IMO 2020 regulation aims to reduce the levels of emissions by significantly reducing the Sulphur content of marine fuels. IMO 2020 is expected to have a profound impact on the global refining and transport fuels industry.
ADNOC recently commissioned its multi-billion dollar Carbon Black and Delayed Coker Unit, which gives it the capability to produce high-value products such as this shipment of Calcined Coke. Calcined coke is a key ingredient in the anodes used in the electrolysis process that separates pure aluminum from bauxite ore.
While addressing rising global energy demand, ADNOC by having refineries capable of stopping fuel oil production are demonstrating leadership in responsible environment management.
Jasem Al Sayegh, CEO of ADNOC Refining, said, "This milestone represents a significant step towards being a zero-fuel oil capable refining business. ADNOC has invested to broaden our product offering, reduce our environmental footprint and permit us to be IMO compliant for 2020."
Increasing the flexibility of ADNOC’s refining assets to stretch the value of every barrel of oil – and produce additional feedstock’s and additives for the petrochemical industry – is a key pillar of ADNOC’s Downstream expansion strategy, announced at its Downstream Investment Forum last year.
The strategy will see ADNOC become a world-class producer, supplier, and trader of refined and petrochemical products, as it focuses on growth markets in Asia, including China.
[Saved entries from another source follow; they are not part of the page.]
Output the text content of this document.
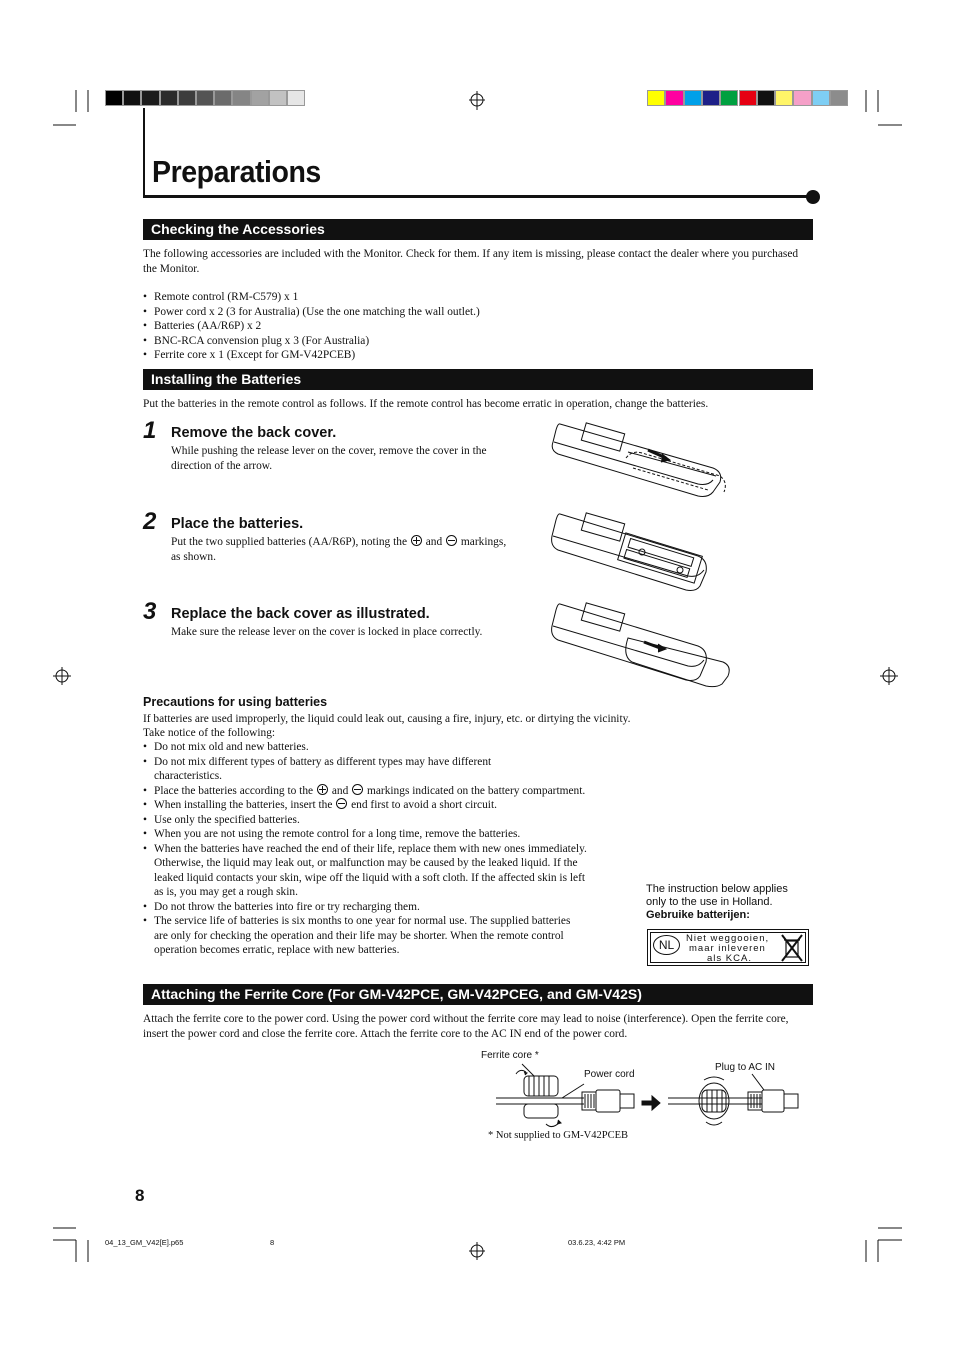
Preparations
Checking the Accessories
The following accessories are included with the Monitor. Check for them. If any item is missing, please contact the dealer where you purchased the Monitor.
• Remote control (RM-C579) x 1
• Power cord x 2 (3 for Australia) (Use the one matching the wall outlet.)
• Batteries (AA/R6P) x 2
• BNC-RCA convension plug x 3 (For Australia)
• Ferrite core x 1 (Except for GM-V42PCEB)
Installing the Batteries
Put the batteries in the remote control as follows. If the remote control has become erratic in operation, change the batteries.
1 Remove the back cover.
While pushing the release lever on the cover, remove the cover in the direction of the arrow.
2 Place the batteries.
Put the two supplied batteries (AA/R6P), noting the and markings, as shown.
3 Replace the back cover as illustrated.
Make sure the release lever on the cover is locked in place correctly.
Precautions for using batteries
If batteries are used improperly, the liquid could leak out, causing a fire, injury, etc. or dirtying the vicinity.
Take notice of the following:
• Do not mix old and new batteries.
• Do not mix different types of battery as different types may have different characteristics.
• Place the batteries according to the and markings indicated on the battery compartment.
• When installing the batteries, insert the end first to avoid a short circuit.
• Use only the specified batteries.
• When you are not using the remote control for a long time, remove the batteries.
• When the batteries have reached the end of their life, replace them with new ones immediately. Otherwise, the liquid may leak out, or malfunction may be caused by the leaked liquid. If the leaked liquid contacts your skin, wipe off the liquid with a soft cloth. If the affected skin is left as is, you may get a rough skin.
• Do not throw the batteries into fire or try recharging them.
• The service life of batteries is six months to one year for normal use. The supplied batteries are only for checking the operation and their life may be shorter. When the remote control operation becomes erratic, replace with new batteries.
The instruction below applies only to the use in Holland.
Gebruike batterijen:
NL	Niet weggooien,
maar inleveren
als KCA.
Attaching the Ferrite Core (For GM-V42PCE, GM-V42PCEG, and GM-V42S)
Attach the ferrite core to the power cord. Using the power cord without the ferrite core may lead to noise (interference). Open the ferrite core, insert the power cord and close the ferrite core. Attach the ferrite core to the AC IN end of the power cord.
Ferrite core *
Power cord
Plug to AC IN
* Not supplied to GM-V42PCEB
8
04_13_GM_V42[E].p65	8	03.6.23, 4:42 PM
ADNOC’s multi-billion-dirham Downstream investment programme will see the company’s refining capacity increase by more than 65 percent, or 600,000 barrels per day (bpd), by 2025, through the addition of a third refinery, creating a total capacity of 1.5 million barrels per day (mbpd). The new refinery will significantly increase the capability, flexibility, and output of Abu Dhabi’s refining operations by adding to the range of crudes that can be processed.
ADNOC also plans to build one of the world’s largest mixed feed crackers, which will enable it to produce additional feedstocks and additives for the petrochemicals industry.